Mycobacterium tuberculosis host-pathogen interface
We are interested in the interface between intracellular bacterial pathogens and the hosts they infect. In particular, we study the notorious human pathogen, Mycbacterium tuberculosis, which remains a major global health threat. M. tuberculosis has evolved a variety of specific adaptations to not only survive but also replicate within the harsh environment inside a macrophage. We want to understand the mechanisms by which M. tuberculosis is able to modulate the innate immune response to establish an infection as well as how the host detects and responds to M. tuberculosis.

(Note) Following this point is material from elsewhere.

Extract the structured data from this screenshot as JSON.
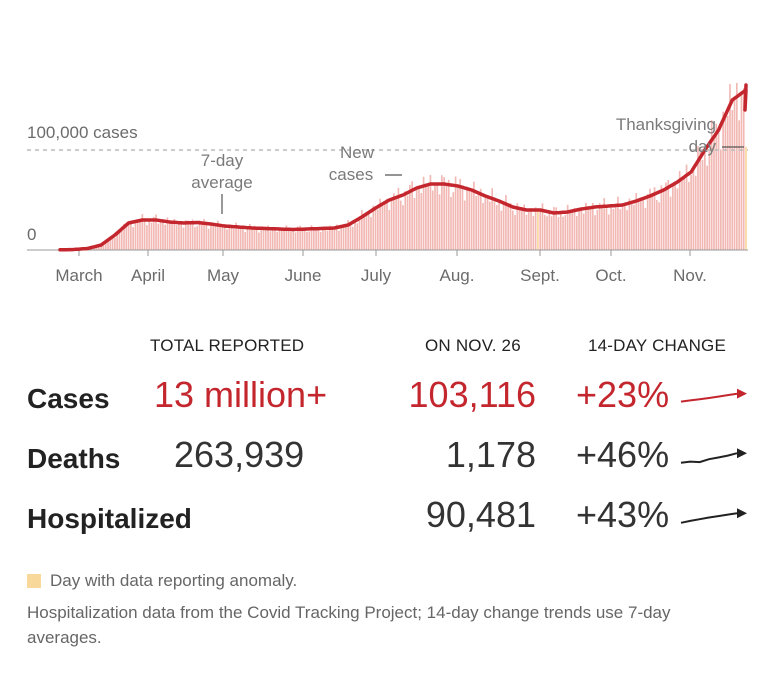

How is Mtb sensed within a macrophage?
Cytosolic DNA is an important "danger signal" that alerts macrophages and other host cells that they are infected by a intracellular pathogen. We are primarily focused on two major outcomes of cytosolic DNA sensing during M. tuberculosis infection: targeting of Mtb to autolysosomes by ubiquitin-dependent selective autophagy and activation of a type I IFN cytokine program. Interestingly, activation of these two pathways lead to opposite infection outcomes, with autophagy being required to control M. tuberculosis infection and type I IFNs exacerbating M. tuberculosis pathogenesis. Ultimately, by identifying the players involved in each of these pathways, we hope to one day develop host-directed therapeutics that can polarize DNA sensing outcomes in favor of the host.

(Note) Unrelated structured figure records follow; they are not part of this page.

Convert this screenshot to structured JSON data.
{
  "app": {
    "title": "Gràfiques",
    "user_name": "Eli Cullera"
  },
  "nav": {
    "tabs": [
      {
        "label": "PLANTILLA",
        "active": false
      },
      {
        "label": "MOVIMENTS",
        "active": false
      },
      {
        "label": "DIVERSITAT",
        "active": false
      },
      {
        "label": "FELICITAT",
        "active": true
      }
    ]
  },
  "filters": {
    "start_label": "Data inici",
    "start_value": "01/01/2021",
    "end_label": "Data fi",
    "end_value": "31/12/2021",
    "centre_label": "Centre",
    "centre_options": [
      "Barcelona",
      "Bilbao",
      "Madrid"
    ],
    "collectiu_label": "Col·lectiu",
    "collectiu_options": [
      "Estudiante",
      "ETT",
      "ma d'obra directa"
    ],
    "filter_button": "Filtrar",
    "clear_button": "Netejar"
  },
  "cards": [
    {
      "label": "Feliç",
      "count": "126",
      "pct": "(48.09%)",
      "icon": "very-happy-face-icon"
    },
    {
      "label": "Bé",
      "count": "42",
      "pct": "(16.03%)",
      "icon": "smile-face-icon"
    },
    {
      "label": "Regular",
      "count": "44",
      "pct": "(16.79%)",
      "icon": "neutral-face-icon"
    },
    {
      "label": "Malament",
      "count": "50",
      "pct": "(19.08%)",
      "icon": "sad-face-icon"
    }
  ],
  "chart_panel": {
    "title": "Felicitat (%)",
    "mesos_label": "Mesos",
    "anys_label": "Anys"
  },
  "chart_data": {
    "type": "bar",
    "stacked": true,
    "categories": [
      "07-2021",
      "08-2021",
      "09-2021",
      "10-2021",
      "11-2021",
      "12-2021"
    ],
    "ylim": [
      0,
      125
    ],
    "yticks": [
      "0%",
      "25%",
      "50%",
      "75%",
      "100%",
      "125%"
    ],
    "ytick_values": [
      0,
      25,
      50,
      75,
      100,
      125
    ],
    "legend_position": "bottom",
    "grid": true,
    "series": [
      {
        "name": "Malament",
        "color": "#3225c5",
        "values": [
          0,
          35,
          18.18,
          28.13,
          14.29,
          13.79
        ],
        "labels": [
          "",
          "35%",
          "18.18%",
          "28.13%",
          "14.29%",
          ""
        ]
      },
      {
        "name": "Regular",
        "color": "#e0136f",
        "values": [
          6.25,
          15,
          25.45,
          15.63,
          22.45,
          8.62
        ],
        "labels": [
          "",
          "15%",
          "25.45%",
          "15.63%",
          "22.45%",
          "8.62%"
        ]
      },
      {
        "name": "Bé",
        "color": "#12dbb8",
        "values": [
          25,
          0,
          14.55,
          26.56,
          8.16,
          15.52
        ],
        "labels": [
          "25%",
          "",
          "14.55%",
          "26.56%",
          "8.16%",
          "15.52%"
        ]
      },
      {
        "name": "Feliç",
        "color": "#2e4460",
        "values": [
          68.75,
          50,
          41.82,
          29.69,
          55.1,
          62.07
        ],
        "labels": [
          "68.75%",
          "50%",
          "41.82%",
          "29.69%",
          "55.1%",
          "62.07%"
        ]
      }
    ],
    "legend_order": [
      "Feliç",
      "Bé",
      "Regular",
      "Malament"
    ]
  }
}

To interrogate the biology occurring between M. tuberculosis and its host, we use a number of techniques, including immunofluorescence microscopy, cell culture infection, protein biochemistry, genetic manipulation of host cells (shRNA knockdown and CRISPR/Cas9 knockout), and in vivo infection using mutant mouse strains. We perform experiments using wild-type M. tuberculosis in biosafety level 3 containment facilities.

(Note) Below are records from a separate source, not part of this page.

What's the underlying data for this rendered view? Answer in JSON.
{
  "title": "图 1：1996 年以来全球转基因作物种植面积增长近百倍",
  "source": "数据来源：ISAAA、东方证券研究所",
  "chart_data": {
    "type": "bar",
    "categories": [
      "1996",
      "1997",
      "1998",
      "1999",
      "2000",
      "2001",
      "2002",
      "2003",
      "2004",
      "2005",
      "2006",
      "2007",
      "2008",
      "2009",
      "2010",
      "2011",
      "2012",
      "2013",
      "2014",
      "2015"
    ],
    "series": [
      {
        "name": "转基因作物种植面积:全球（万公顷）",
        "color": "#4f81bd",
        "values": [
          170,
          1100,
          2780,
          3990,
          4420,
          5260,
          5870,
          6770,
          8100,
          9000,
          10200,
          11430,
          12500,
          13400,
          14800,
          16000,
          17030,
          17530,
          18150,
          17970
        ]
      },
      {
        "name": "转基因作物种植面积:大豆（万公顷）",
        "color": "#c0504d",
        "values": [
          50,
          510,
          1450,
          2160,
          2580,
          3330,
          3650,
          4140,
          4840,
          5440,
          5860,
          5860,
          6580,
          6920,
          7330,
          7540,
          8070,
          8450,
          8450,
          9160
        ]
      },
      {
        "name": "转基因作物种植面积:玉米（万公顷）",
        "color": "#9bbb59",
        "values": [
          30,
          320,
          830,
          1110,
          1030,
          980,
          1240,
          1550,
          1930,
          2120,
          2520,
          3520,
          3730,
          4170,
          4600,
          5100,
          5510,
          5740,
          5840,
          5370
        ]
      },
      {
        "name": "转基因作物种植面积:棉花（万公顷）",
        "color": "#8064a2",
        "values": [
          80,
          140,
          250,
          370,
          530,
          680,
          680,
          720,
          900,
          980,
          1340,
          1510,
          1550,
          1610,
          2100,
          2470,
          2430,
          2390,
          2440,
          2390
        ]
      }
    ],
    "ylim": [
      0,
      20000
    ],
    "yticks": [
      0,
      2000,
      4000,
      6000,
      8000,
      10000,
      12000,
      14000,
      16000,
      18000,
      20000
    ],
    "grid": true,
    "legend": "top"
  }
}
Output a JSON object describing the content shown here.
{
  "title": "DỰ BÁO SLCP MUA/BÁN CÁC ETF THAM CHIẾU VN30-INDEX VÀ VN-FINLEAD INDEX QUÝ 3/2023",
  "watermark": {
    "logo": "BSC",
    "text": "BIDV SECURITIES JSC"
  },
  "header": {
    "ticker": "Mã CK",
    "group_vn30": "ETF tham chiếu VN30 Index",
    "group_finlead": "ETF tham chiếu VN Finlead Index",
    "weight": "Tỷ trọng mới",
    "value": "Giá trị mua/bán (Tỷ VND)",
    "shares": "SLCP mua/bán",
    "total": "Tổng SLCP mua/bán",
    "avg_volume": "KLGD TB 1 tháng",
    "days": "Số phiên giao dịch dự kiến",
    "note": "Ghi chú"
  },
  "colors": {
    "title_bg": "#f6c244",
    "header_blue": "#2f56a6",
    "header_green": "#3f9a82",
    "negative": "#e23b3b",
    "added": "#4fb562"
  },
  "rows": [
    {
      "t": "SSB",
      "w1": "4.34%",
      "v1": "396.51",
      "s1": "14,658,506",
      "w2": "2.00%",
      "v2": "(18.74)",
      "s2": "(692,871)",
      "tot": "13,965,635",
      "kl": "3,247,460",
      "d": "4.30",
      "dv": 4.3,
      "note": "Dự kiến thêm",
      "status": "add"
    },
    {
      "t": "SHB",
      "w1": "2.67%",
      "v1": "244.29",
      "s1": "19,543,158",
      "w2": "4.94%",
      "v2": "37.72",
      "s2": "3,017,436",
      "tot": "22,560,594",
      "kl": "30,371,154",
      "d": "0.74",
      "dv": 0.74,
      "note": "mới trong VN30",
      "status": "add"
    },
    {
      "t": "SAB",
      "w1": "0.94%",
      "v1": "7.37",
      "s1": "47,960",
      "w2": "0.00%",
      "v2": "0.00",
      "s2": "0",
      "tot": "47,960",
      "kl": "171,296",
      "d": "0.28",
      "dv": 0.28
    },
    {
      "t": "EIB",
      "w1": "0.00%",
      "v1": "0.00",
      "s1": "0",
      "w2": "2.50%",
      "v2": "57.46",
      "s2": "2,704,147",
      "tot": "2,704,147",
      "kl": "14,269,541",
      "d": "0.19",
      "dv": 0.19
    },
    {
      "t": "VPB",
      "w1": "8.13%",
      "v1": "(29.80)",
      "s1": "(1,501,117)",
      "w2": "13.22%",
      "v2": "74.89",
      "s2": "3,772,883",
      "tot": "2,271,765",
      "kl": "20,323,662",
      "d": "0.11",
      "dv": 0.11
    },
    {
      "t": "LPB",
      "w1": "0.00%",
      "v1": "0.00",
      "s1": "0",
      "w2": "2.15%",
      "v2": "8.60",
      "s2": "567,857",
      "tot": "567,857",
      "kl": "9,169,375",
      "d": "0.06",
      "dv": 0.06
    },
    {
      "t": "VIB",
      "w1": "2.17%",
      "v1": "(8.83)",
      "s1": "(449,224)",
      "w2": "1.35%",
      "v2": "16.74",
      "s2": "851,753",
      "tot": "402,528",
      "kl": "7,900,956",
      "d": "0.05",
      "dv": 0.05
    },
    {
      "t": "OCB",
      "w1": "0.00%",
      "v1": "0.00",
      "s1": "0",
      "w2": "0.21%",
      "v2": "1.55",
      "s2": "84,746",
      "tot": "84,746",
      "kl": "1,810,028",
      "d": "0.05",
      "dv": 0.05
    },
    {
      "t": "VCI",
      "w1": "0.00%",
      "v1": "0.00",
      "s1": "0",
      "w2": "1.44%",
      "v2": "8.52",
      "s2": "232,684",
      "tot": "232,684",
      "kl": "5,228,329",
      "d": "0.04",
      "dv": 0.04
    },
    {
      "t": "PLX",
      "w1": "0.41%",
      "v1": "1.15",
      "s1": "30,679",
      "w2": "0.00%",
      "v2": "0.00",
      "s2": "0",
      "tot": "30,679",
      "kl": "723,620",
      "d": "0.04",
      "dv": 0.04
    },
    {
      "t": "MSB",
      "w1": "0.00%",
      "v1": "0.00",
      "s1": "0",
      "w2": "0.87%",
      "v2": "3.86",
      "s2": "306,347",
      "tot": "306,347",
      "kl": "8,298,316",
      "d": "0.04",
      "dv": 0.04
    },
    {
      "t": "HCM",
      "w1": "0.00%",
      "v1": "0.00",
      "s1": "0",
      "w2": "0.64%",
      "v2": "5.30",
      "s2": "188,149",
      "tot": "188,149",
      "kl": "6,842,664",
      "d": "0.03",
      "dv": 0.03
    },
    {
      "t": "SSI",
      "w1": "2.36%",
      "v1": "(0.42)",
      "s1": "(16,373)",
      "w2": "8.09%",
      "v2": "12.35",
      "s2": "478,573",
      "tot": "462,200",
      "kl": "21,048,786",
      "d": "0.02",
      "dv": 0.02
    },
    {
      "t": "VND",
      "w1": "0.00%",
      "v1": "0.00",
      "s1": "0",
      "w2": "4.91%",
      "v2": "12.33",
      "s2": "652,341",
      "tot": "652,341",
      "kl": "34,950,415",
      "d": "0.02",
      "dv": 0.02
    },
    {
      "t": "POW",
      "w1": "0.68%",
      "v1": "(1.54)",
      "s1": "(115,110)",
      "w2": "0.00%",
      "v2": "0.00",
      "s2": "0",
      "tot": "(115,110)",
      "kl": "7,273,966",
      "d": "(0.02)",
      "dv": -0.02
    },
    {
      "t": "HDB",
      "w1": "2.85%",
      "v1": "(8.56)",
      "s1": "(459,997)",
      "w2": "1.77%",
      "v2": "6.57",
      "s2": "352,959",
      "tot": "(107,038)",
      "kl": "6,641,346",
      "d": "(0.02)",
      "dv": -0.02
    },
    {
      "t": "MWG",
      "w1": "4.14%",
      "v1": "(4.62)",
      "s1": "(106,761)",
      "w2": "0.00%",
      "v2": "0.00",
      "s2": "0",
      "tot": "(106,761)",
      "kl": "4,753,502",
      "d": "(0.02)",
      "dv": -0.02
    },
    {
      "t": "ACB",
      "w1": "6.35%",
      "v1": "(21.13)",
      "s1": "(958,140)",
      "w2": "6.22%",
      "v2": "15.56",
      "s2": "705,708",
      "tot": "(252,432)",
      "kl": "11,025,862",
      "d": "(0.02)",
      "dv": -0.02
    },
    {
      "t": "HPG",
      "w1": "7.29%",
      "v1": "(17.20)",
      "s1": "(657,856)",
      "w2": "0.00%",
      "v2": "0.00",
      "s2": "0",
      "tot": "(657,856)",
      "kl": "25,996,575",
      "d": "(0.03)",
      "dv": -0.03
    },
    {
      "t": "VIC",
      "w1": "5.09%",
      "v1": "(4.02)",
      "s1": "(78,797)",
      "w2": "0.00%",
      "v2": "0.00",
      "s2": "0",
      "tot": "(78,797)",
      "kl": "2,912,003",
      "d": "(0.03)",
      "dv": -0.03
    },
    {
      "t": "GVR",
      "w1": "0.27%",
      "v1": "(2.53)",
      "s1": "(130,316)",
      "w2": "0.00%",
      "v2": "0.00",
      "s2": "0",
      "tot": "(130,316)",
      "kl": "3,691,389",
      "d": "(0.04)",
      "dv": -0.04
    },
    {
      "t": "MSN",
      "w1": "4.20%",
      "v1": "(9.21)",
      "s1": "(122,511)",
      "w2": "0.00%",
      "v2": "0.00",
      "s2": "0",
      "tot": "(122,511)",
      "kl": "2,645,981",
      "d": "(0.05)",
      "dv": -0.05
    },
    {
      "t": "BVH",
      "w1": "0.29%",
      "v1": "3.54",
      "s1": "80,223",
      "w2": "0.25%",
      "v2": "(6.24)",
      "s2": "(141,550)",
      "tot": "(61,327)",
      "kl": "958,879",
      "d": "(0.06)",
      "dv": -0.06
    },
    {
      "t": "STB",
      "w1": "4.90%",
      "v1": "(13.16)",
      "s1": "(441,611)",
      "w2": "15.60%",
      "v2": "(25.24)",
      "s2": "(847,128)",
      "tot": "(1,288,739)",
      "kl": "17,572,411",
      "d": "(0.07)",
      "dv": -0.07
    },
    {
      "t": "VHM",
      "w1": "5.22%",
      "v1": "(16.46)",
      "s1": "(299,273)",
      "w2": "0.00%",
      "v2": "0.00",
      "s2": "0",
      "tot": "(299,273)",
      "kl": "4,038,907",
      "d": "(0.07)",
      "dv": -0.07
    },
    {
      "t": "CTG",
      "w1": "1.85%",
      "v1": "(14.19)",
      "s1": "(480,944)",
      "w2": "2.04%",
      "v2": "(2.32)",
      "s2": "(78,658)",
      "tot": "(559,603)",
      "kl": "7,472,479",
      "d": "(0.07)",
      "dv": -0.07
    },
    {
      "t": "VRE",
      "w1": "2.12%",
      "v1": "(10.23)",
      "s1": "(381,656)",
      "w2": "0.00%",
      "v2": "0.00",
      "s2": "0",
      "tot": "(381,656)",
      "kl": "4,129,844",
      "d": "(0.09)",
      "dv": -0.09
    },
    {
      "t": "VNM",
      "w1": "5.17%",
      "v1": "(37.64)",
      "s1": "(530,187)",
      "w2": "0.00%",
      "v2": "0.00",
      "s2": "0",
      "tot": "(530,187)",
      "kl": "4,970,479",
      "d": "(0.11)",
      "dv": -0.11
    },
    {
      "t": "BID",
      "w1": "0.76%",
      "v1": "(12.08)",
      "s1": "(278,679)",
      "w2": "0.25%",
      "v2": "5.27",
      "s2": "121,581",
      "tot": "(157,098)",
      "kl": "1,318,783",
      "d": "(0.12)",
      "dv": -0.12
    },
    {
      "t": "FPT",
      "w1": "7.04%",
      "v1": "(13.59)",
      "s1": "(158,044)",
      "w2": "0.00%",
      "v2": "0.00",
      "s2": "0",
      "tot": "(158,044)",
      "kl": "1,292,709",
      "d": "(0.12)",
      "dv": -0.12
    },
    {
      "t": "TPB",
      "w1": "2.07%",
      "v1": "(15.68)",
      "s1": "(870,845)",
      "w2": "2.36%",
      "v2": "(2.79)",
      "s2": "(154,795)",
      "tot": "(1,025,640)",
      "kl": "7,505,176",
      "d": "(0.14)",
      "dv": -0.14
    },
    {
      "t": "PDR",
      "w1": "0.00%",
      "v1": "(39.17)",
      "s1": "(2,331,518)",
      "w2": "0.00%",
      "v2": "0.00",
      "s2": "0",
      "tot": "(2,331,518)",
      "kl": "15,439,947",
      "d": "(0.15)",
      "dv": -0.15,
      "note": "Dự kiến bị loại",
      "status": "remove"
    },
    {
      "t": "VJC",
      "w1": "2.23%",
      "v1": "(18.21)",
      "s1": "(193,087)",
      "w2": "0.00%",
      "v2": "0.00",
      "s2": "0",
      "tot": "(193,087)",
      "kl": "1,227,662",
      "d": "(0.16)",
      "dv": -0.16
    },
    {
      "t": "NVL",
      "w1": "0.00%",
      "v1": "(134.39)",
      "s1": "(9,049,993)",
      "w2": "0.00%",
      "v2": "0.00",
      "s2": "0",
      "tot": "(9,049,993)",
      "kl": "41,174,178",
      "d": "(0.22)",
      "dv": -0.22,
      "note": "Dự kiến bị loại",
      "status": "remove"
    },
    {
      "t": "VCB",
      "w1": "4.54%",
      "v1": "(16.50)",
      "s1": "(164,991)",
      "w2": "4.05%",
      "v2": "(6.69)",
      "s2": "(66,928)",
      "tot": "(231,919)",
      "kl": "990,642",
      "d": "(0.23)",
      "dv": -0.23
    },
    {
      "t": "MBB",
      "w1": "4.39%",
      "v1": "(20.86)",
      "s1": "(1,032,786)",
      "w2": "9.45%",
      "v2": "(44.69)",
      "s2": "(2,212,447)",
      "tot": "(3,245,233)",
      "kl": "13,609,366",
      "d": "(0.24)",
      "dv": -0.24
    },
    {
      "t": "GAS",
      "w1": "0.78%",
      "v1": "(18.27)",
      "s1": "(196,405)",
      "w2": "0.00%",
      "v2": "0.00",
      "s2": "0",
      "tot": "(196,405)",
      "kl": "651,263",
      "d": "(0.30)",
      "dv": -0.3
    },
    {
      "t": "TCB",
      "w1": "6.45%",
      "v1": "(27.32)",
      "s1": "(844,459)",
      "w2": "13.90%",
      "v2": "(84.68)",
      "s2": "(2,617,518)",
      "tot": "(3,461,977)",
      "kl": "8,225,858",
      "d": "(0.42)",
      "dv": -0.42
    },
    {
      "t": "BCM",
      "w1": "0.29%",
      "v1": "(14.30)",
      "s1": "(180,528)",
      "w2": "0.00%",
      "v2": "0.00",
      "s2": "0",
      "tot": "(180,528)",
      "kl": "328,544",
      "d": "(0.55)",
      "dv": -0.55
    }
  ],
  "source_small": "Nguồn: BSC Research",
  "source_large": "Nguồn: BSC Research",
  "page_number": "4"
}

the role of the spliceosome in Shaping innate immune outcomes
Despite the substantial impact pre-mRNA splicing has on gene expression outcomes, little is known about how the spliceosome itself is modified and regulated during cellular reprogramming. Innate immune cells like macrophages reprogram gene expression when they sense a “danger signal,” such as a pathogen, organelle damage, or chemical signal, to combat the detected threat. While changes that occur transcriptionally during macrophage activation are well characterized, almost nothing is known about how pre-mRNA splicing is regulated following immune stimuli. The long-term goal of the Patrick lab is to uncover how macrophage activation modifies the spliceosome and to connect these changes with innate immune gene expression outcomes. The spliceosome is a complex and dynamic macromolecular machine. Its ability to recognize introns and catalyze their removal relies on numerous RNA binding proteins that recognize specific sequences in exons and introns to “read” the splicing code. We predict that during macrophage activation, post-translational modification of splicing factors directs assembly of a specialized spliceosome characterized by a distinct cohort of protein-protein interactions that promotes the innate immune gene expression program. To elucidate the nature of this "immunospliceosome", my lab combines high-throughput approaches, including affinity purification-mass spectrometry, phosphoproteomics, RNA-seq, and RNA CLIP-seq with targeted genetic and biochemical experiments. Our hope is that our research will fill key gaps in our knowledge of how splicing is regulated following macrophage activation and further our understanding of how the spliceosome reads and interprets the splicing code not only during innate immune activation but also during other cellular reprogramming, including differentiation, stress, starvation, and carcinogenesis.